Bref, oui, il y a ici des choses importantes à souligner, mais les historiens du livre, de l'imprimerie et de la lecture connaissent bien tous ces soubresauts.
Jean-Claude Guédon
C'était un des grands mérites de l'exposition au Conservatoire national des Arts et Métiers en 2002-03, de suggérer la trame de ces grandes transitions techniques.
Les historiens du livre, de la lecture et de l'édition ont, chacun de leur côté, apporté leur pièce à l'édifice, généralement vu 'côté produit' (le livre, la presse, l'édition, la lecture).
Mais comme le suggère JC Guédon, il me semble que le ciment de toute cette histoire réside bien dans les grandes mutations techniques des moyens de production.
Alan Marshall en a décrit un épisode très précisément, il y a peu : Du plomb à la lumière (Lumitype - Higonnet & Moyroud). Dans le même registre, il faut lire les biographies de Gutenberg pour s'apercevoir que le brave homme n'a pas inventé l'imprimerie (comme le prétend sa légende) mais l'industrialisation de la forme imprimante (en clair : la typographie). Concernant la presse, avant même les rotatives, on découvre l'importance primordiale de la machine à papier continu de Louis-Nicolas Robert (les rouleaux imprimants ne datant pas d'hier...) et l'introduction de la machine à vapeur dans les imprimeries 'à plat'. Puis la composition 'à chaud' et l'invention géniale du clavier, bien avant l'ordinateur : Linotype et Monotype. Etc.
Si toutes ces transitions techniques ont induit des mutations gigantesques dans les moyens de production (et dans la définition de ses produits) c'est parce qu'elles étaient hyper-focalisées, chacune, sur des aspects techniques bien précis de la chaîne de production. Certaines étaient géniales et nécessitaient de déplacer des montagnes (la casse de Gutenberg) d'autres se résumaient à des transpositions techniques relativement triviales, des intuitions déccisives, non moins efficaces (Monophoto substituant l'impression photographique à la fonte de plomb)
Le plus amusant, et le plus rassurant à la fois, c'est qu'il appartient toujours au lecteur des livres et au visiteur des expositions de recoller les morceaux du puzzle, non sans plaisir et avec une bonne dose de jubilation, parfois. La vraie histoire de l'imprimé reste à écrire... encore heureux !
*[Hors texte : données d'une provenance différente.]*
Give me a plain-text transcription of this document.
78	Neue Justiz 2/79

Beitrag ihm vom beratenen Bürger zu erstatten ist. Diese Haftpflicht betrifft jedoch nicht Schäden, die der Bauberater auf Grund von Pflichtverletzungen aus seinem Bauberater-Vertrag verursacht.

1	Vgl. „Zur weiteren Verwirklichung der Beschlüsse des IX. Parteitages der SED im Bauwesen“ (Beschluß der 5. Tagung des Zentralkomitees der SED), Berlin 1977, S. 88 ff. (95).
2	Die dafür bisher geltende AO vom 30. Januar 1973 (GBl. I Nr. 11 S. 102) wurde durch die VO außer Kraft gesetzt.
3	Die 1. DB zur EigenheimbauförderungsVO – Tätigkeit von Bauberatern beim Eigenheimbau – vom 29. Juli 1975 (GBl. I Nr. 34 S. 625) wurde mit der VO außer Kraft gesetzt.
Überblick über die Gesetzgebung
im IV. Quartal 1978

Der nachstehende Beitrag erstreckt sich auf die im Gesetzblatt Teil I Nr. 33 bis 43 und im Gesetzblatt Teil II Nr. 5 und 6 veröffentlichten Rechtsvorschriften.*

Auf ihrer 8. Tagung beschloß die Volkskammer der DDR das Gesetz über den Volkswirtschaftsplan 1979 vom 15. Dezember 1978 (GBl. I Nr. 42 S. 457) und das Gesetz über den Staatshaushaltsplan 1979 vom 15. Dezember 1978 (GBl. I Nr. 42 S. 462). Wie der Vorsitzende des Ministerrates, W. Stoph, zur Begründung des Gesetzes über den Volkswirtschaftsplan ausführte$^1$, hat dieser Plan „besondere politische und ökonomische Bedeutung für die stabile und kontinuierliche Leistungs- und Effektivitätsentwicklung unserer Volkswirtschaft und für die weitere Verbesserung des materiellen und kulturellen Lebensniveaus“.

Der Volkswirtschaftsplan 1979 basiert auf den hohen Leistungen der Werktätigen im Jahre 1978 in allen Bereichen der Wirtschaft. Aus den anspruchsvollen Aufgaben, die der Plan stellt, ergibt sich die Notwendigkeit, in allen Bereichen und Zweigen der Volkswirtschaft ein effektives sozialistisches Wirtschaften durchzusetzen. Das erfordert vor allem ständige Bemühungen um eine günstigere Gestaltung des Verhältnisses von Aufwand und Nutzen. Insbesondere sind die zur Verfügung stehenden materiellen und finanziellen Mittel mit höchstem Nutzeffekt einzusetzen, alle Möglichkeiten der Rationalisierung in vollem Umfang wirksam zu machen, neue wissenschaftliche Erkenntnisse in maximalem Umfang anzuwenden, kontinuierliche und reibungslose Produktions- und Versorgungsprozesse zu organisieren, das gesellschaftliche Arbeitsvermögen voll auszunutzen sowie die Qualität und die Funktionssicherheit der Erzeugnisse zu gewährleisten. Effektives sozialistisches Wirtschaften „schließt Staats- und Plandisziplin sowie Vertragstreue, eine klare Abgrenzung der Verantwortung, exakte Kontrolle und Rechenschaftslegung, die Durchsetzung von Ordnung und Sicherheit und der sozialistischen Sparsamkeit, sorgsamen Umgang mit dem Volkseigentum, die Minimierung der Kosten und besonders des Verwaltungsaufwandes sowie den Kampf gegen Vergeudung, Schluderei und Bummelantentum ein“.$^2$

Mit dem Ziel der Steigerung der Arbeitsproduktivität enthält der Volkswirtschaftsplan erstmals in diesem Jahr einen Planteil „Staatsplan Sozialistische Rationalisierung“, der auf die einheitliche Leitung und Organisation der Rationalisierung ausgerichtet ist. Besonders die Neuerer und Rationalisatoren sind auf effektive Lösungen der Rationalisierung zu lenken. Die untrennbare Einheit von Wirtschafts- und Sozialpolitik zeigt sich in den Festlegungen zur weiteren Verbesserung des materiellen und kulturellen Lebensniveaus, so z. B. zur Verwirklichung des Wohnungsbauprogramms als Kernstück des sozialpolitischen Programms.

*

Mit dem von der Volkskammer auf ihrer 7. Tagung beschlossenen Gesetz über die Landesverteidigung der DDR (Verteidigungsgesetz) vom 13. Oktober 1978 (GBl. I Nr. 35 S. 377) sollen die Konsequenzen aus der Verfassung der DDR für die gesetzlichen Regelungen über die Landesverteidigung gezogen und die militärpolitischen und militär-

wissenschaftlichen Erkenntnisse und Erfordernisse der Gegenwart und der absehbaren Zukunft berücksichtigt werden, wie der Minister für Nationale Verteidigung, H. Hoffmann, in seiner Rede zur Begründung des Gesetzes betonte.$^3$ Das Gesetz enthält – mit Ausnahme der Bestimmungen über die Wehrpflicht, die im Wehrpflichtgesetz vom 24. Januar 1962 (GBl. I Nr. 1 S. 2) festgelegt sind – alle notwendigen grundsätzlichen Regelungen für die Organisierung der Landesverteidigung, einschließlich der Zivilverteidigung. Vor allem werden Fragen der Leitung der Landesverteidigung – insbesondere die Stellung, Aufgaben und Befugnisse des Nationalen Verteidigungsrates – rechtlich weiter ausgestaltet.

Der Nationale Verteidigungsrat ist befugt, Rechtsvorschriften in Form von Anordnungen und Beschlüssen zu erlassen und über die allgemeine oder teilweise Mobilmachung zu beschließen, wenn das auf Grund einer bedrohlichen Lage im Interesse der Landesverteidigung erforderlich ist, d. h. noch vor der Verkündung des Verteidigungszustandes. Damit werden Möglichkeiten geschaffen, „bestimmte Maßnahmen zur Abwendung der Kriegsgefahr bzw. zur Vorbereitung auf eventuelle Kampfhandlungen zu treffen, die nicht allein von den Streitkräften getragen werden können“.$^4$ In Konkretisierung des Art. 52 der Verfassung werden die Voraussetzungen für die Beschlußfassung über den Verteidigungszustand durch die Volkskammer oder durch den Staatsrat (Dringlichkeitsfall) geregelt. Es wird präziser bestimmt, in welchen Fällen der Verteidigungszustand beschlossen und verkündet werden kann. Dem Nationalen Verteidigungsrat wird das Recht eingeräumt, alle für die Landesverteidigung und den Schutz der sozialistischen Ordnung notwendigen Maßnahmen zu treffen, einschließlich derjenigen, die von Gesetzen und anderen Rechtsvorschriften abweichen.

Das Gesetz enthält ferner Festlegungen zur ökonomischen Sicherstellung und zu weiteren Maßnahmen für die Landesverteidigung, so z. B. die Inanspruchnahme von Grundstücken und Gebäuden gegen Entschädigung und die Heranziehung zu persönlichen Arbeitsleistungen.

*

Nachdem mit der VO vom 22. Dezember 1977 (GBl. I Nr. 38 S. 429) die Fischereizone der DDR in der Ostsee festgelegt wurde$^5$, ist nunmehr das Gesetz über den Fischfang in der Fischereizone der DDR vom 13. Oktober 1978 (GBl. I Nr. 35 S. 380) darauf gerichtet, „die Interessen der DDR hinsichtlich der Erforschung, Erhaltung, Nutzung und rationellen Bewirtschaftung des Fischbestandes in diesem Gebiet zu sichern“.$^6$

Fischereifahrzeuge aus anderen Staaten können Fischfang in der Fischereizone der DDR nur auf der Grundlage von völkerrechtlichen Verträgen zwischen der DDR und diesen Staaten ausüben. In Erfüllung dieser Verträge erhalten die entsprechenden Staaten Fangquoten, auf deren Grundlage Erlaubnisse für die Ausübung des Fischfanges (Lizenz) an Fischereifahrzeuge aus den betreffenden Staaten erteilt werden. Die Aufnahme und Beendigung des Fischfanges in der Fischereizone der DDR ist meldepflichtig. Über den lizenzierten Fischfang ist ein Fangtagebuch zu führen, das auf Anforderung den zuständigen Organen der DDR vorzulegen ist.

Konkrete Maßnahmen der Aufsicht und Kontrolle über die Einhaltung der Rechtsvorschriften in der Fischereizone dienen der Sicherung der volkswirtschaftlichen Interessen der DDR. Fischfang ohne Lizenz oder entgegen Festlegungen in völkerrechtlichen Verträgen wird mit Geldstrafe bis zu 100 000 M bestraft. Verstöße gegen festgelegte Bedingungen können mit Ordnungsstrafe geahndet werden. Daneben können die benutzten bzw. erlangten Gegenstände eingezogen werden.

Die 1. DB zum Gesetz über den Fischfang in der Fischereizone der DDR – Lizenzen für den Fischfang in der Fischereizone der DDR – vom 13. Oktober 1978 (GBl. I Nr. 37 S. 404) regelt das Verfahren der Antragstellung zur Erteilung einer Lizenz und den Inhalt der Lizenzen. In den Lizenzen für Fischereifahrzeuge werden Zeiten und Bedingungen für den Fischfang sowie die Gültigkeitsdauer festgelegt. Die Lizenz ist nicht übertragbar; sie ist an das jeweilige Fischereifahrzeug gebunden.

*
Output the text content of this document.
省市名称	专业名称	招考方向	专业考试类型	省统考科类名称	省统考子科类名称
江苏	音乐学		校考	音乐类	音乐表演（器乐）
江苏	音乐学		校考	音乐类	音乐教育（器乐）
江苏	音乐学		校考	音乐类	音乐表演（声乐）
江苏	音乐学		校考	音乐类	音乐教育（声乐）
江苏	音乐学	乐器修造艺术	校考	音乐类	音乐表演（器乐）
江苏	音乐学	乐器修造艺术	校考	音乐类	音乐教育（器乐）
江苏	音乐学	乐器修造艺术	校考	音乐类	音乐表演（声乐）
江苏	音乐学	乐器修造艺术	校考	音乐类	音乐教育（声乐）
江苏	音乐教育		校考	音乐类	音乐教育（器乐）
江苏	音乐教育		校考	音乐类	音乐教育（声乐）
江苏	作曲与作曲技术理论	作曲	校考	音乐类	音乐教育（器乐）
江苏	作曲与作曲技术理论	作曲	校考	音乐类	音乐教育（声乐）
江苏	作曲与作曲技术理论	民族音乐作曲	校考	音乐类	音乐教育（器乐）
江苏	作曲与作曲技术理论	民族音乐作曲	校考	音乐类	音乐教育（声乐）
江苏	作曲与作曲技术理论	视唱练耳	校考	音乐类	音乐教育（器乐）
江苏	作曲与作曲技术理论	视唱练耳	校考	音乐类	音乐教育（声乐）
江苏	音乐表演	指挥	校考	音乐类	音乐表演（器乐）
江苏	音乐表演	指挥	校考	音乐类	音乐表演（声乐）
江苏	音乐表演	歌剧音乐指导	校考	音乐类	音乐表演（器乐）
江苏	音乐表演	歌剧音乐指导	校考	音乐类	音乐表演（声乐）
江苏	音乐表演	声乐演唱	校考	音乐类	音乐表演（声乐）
Le grand mérite des historiens du livre est d'avoir élargi leur champ progressivement de l'objet aux techniques, au social (lecture) et même aux histoires de vie des professionnels.
L'histoire de la technique est fondamentale. Mais une technique ne s'impose que si elle est en phase avec son contexte, parfois même en contradiction avec les intentions de l'inventeur.
L'intérêt pour moi de la proposition d'A. Marshall est justement qu'elle permet cette lecture dans une interprétation qui correspond bien aux réflexions développées dans le RTP-DOC. Mais je laisse aux historiens en discuter la validité.
Je prends bien note des remarques des uns et des autres, et je dois dire que je suis largement d'accord avec vous. Dans une version plus longue de la communication en question je me serais étendu beaucoup plus sur les grandes évolutions techniques et leur impact sur les moyens de production et de diffusion, notamment sur le rapprochement progressif, au cours du grand vingtième siècle, de trois secteurs de production de documents jusqu'alors disparate, à savoir l'imprimerie, le monde administratif et le traitement de données.